Leave the old-URL links for a couple of crawls -- The spiders must fetch the old URLs in order to to receive the 301 responses.

However, leaving a link on your own site to a redirected URL on your own site also looks kind of like a mistake to the search engines, and they'll likely flag it as such in their Webmaster Tools reports. But if there are no other links to those old URLs, and you cannot arrange to create alternate links to those old URLS on some other page (e.g. from your your HTML site map page), then you don't really have a choice... Just wait for a couple of crawl cycles or until you start to see Webmaster Tools error reports about links to redirected resource, and then update your on-page links.

If you rush this and 'orphan' those URLs, they will likely live on for a long time in the search results, possibly changing to "URL-only" listings after awhile.

Jim

tedster

1:00 am on Jun 22, 2010 (gmt 0)

WebmasterWorld Senior Member 10+ Year Member



Well, my mileage definitely varies on this one.

I always change internal links the minute I change a URL and haven't had problems. And if the old URL does hang around for a while, I don't see the problem with that, either. The traffic, if there is any still gets to the right destination.

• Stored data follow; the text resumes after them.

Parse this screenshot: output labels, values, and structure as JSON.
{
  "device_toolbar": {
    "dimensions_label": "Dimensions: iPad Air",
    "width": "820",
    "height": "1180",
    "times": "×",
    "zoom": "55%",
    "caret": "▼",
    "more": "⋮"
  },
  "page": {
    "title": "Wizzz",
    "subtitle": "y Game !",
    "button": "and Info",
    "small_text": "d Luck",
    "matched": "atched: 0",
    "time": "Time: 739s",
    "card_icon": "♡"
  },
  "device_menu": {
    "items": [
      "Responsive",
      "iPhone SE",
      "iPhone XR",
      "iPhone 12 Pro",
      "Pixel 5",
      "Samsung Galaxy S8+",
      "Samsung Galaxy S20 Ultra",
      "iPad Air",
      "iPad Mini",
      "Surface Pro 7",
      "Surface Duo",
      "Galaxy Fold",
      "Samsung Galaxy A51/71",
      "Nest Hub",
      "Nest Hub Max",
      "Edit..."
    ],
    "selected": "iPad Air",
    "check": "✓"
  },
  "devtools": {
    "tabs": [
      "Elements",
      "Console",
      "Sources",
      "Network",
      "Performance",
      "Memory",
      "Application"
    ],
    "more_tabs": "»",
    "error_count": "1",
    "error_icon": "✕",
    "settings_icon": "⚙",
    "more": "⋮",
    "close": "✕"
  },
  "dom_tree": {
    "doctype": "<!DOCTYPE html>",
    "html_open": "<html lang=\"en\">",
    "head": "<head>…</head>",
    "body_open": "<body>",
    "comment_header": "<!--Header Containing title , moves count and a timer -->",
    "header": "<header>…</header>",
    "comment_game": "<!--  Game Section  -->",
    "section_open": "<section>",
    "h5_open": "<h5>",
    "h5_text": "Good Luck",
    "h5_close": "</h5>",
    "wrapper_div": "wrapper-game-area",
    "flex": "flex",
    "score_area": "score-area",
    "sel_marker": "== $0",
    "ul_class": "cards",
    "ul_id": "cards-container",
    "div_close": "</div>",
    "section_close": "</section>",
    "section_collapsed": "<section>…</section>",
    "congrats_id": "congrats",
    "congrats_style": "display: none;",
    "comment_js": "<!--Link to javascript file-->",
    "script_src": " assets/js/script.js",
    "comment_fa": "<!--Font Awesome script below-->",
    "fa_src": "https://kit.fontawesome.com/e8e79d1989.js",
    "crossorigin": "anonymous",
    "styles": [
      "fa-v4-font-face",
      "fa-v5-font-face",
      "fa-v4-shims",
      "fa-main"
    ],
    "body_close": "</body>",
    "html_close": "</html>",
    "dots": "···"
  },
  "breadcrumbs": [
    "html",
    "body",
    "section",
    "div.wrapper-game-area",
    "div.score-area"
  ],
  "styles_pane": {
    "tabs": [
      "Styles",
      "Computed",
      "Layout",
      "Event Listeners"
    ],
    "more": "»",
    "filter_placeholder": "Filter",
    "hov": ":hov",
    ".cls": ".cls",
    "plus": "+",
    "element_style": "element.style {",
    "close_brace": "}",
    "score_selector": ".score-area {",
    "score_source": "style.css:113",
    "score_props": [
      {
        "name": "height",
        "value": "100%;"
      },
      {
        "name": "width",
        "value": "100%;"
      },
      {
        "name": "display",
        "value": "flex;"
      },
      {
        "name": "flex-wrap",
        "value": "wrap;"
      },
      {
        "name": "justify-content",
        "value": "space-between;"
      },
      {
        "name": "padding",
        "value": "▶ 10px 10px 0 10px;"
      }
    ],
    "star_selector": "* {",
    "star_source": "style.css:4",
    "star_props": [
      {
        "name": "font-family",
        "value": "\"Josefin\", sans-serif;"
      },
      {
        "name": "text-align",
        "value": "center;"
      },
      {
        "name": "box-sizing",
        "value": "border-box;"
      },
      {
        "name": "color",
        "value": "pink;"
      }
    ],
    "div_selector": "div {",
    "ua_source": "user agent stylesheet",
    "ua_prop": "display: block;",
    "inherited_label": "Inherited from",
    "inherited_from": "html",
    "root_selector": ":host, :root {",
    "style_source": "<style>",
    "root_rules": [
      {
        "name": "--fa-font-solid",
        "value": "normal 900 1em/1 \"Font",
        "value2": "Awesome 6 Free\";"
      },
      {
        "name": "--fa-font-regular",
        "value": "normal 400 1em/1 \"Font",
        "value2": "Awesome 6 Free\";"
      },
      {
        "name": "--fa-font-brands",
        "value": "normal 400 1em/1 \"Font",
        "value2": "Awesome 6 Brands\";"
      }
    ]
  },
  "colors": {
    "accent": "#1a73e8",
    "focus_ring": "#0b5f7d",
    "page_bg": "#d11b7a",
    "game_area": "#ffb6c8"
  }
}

And in this case, those legacy URLs were linked from the home page. Googlebot is very likely to request them again in a timely fashion and get the 301 response. They don't need to see a current link to a legacy URL in order to crawl it. As long as they've already got it in the index, they'll keep checking it out.

DiscoStu

5:18 pm on Jun 22, 2010 (gmt 0)

10+ Year Member



Thanks for the replies. My worry is that if the bot finds the new URLs, containing the same content as the old URLs, before finding the 301s it might consider that entire section of URLs a duplicate of the old indexed URLs - possibly causing problems with getting the new set of URLs properly indexed.

But like Tedster said, it might be fine since they will revisit the old URLs from their indexed version of the homepage and see the 301s...

steveb

1:10 am on Jun 23, 2010 (gmt 0)

WebmasterWorld Senior Member 10+ Year Member



Leave the old links up till the old URLs fall completely out of the index.

It's a critical error to have to new pages found as duplicate content, and let the old URLs linger on endlessly in the index.